08-05-2015 05:56 PM
Where to start?
Input is a single text file with an unknown number of observations.
each obs has 6 header cards,
followed by a variable number of data cards,
Then that repeats for many obs.
The format for the header cards (colon delimited) is different from the data cards (comma, delimited).
I need to input a card, see what card it is to extract the needed data.
Output 1 obs per data card that also includes any header data.
Report for: name is here
subject name: name
serial number: 23456789
Algorithm: john or Jane
list of column names, csv style
data (csv style)
data (csv style)
data (csv style) varable number of data cards
REPEAT THE BLOCK
08-05-2015 06:48 PM
Something like this may get you started;
infile <all of your infile information goes here include END=Fileend>;
length ReportName SubjectName $ 50 SerialNumber $ 9 Algorithm $ 50; /* since serial numbers usually aren't used in computations I treat them as character, also helps when you get letters or - / and such*/
retain ReportName SubjectName SerialNumber Algorithm ; /* so the header information is with each record*/
/* _infile_ below is the input buffer, you can examine it before input*/
do until (index(_infile_,"Report for") > 0);
end; /* starts reading until it finds the first line of your record now you should be able to read the header info NOTE: THE STRINGS FOLLOWING @ BELOW MUST BE EXACTLY AS THEY APPEAR IN THE DATA FOR CASE AND SPACES BETWEEN WORDS*/
input @'Report for: ' ReportName $50. /
@'subject name: '; SubjectName $50. /
@'serial number: ' SerialNumber $9. /
@'Algorithm: ' Algorithm $50. //;
/* your csv data should start here*/
do while (index(_infile_,"Report for:") = 0 and not fileend) ;
< your CSV input statement goes here>;
08-05-2015 09:33 PM
Thanks for your post. It has some very interesting items. I especially like the INPUT @'string' that searches and inputs at the same time.

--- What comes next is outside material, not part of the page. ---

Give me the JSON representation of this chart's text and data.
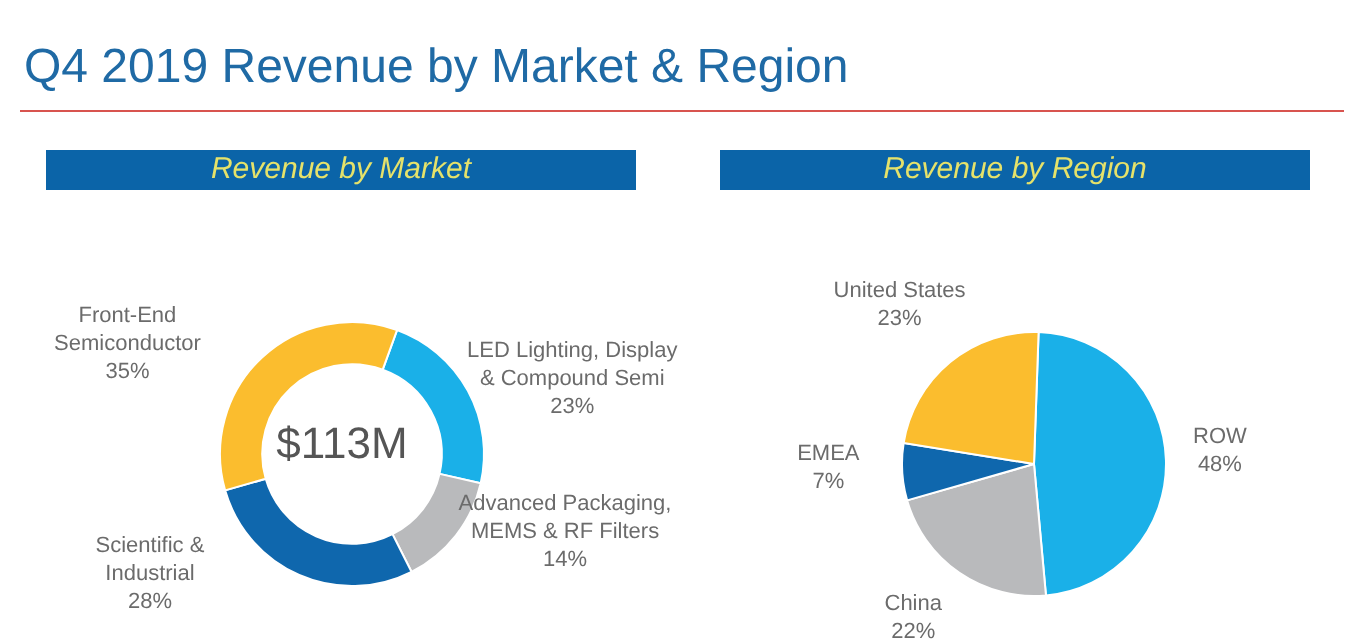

This is what I was working on in the mean time:
INFILE 'M:\temp\all.dat' DLM=',' DSD LRECL=256 PAD MISSOVER;
LENGTH SleepAlgorithm $ 12;
INFORMAT InBedDate OutBedDate Onsetdate MMDDYY10.;
FORMAT InBedDate OutBedDate Onsetdate MMDDYY10.;
LENGTH InBedTime OutBedTime OnsetTime $ 10;
RETAIN line line1-line6;
INPUT line $ 1-256 @; *** input card and hold in buffer ***;
*** header lines get re-read here ***;
IF INDEX(line, "Sleep Report for:")>0 THEN INPUT line1 $ 1-256;
IF INDEX(line, "Subject Name:")>0 THEN INPUT line2 $ 1-256;
IF INDEX(line, "Serial Number:")>0 THEN INPUT line3 $ 1-256;
IF INDEX(line, "Sleep Algorithm:")>0 THEN INPUT line4 $ 1-256;
IF line="" THEN INPUT line5 $ 1-256; * blank line*;
IF INDEX(line, "In Bed Date")>0 THEN INPUT line6 $ 1-256; * column names line *;
*** data lines get re-read here ***;
IF INDEX(line, "Cole-Kripke,")>0 OR INDEX(line,"Sadeh,")>0 THEN DO;
INPUT @1 SleepAlgorithm InBedDate InBedTime OutBedDate OutBedTime OnsetDate OnsetTime Latency TotalCounts Efficiency TotalMinutesinBed TotalSleepTime WakeAfterSleepOnset NumberofAwakenings AverageAwakeningLength;
The final hang up was how SAS holds lines. I finally discovered the column pointer was at the end of the held line and my primary data Input statement was trying to read starting at the end which resulted in all missing data (with the correct number of output obs). thanks to my using the PAD and MISSOVER INFILE options.
Using the INFILE COLUMN= and LINE= options and PUT (to the log) help me track this problem down.
Adding the @1 resets the column pointer in the current buffer line.
The earlier INPUT line(s) used specified columns so they didn't rely on the column pointer.
My method means reading each line twice so it's probably not as fast but this file is relatively small.